Thursday, September 07, 2006
Speaking alternatively
It's time to speak up again on alternative story forms. An annual event such as a "state of the university" speech is a good candidate for this sort of treatment, and that's the way The News & Observer covered it, as seen here.

The news value of this speech was weak. UNC-Chapel Hill's chancellor said the university needs to bring in more grant money and improve graduation rates — the standard stuff. Still, this speech merits coverage even when no groundbreaking initiatives are at stake. The obligatory nature of this event is another reason that an alternative approach might be better. Do our readers really want to pore over a 35-paragraph recap of a speech? Here's a chance to experiment, an opportunity to try something different.

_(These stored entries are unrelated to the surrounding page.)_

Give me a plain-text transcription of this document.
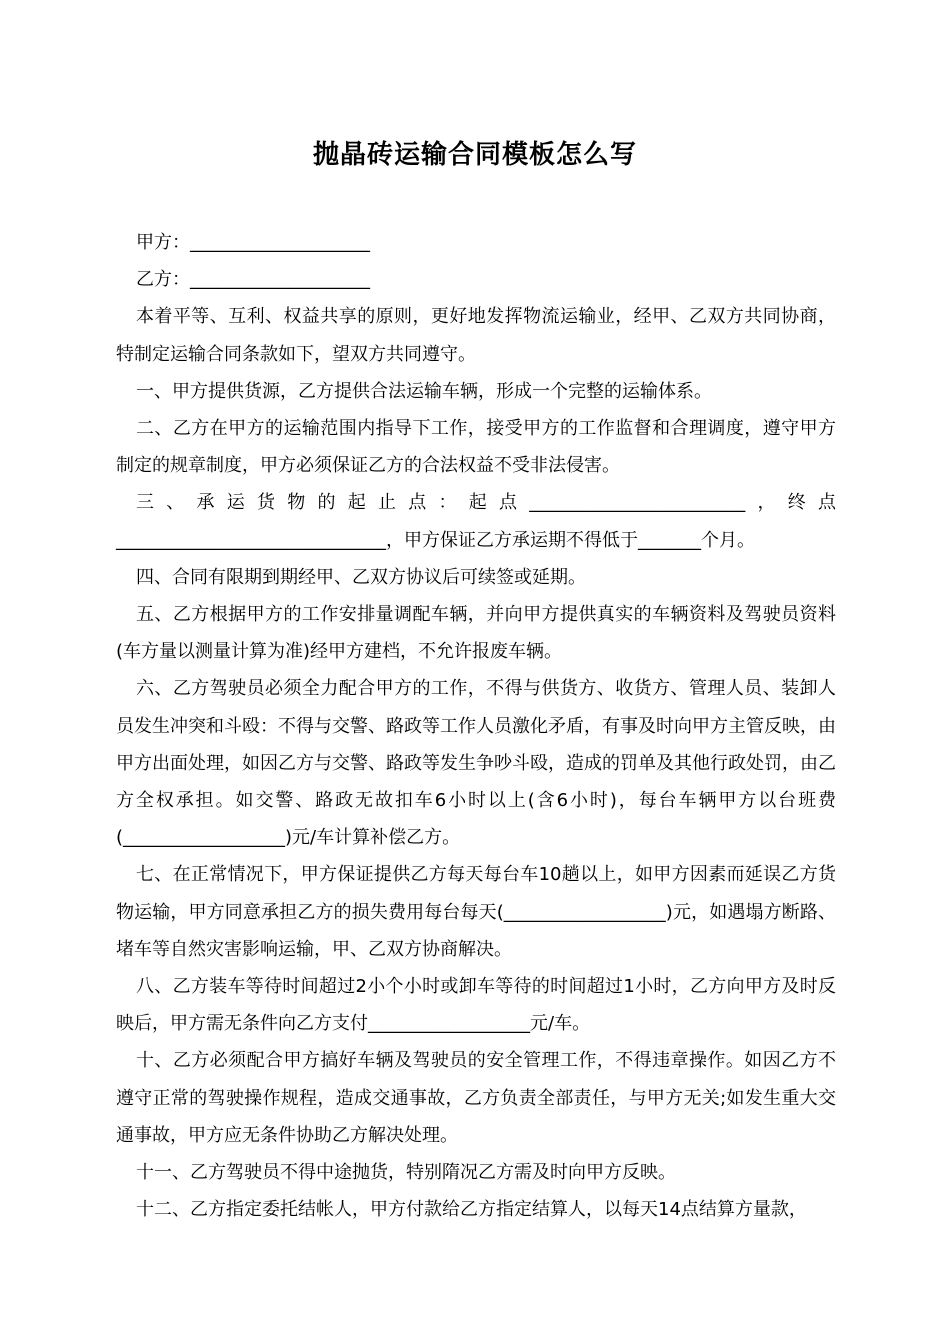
抛晶砖运输合同模板怎么写

甲方：____________________

乙方：____________________

本着平等、互利、权益共享的原则，更好地发挥物流运输业，经甲、乙双方共同协商，特制定运输合同条款如下，望双方共同遵守。

一、甲方提供货源，乙方提供合法运输车辆，形成一个完整的运输体系。

二、乙方在甲方的运输范围内指导下工作，接受甲方的工作监督和合理调度，遵守甲方制定的规章制度，甲方必须保证乙方的合法权益不受非法侵害。

三、承运货物的起止点：起点________________________，终点______________________________，甲方保证乙方承运期不得低于_______个月。

四、合同有限期到期经甲、乙双方协议后可续签或延期。

五、乙方根据甲方的工作安排量调配车辆，并向甲方提供真实的车辆资料及驾驶员资料(车方量以测量计算为准)经甲方建档，不允许报废车辆。

六、乙方驾驶员必须全力配合甲方的工作，不得与供货方、收货方、管理人员、装卸人员发生冲突和斗殴：不得与交警、路政等工作人员激化矛盾，有事及时向甲方主管反映，由甲方出面处理，如因乙方与交警、路政等发生争吵斗殴，造成的罚单及其他行政处罚，由乙方全权承担。如交警、路政无故扣车6小时以上(含6小时)，每台车辆甲方以台班费(__________________)元/车计算补偿乙方。

七、在正常情况下，甲方保证提供乙方每天每台车10趟以上，如甲方因素而延误乙方货物运输，甲方同意承担乙方的损失费用每台每天(__________________)元，如遇塌方断路、堵车等自然灾害影响运输，甲、乙双方协商解决。

八、乙方装车等待时间超过2小个小时或卸车等待的时间超过1小时，乙方向甲方及时反映后，甲方需无条件向乙方支付__________________元/车。

十、乙方必须配合甲方搞好车辆及驾驶员的安全管理工作，不得违章操作。如因乙方不遵守正常的驾驶操作规程，造成交通事故，乙方负责全部责任，与甲方无关;如发生重大交通事故，甲方应无条件协助乙方解决处理。

十一、乙方驾驶员不得中途抛货，特别隋况乙方需及时向甲方反映。

十二、乙方指定委托结帐人，甲方付款给乙方指定结算人，以每天14点结算方量款，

This N&O story is closer to the mark than the recent one on Duke football, as discussed here. The story has introductory text. (One of my colleagues, however, complained that it's too vague.) The themes are categorized clearly, allowing readers to find what they want to know from the speech, but the chancellor's quotes get lost. A boldface "key quote" in each item followed by his words would have helped. Also, the list of the chancellor's top goals may be overlooked in the lower left corner of the package. When working with alternative formats, editors and designers need to collaborate to make sure that doesn't happen.

The rival Herald-Sun ran a traditional story that worked fine but felt like every other speech recap ever written. The Daily Tar Heel, the campus paper, took a middle ground, with a straight-ahead story accompanied by a textbox highlighting the most frequently used words from the speech. "Great" led the list.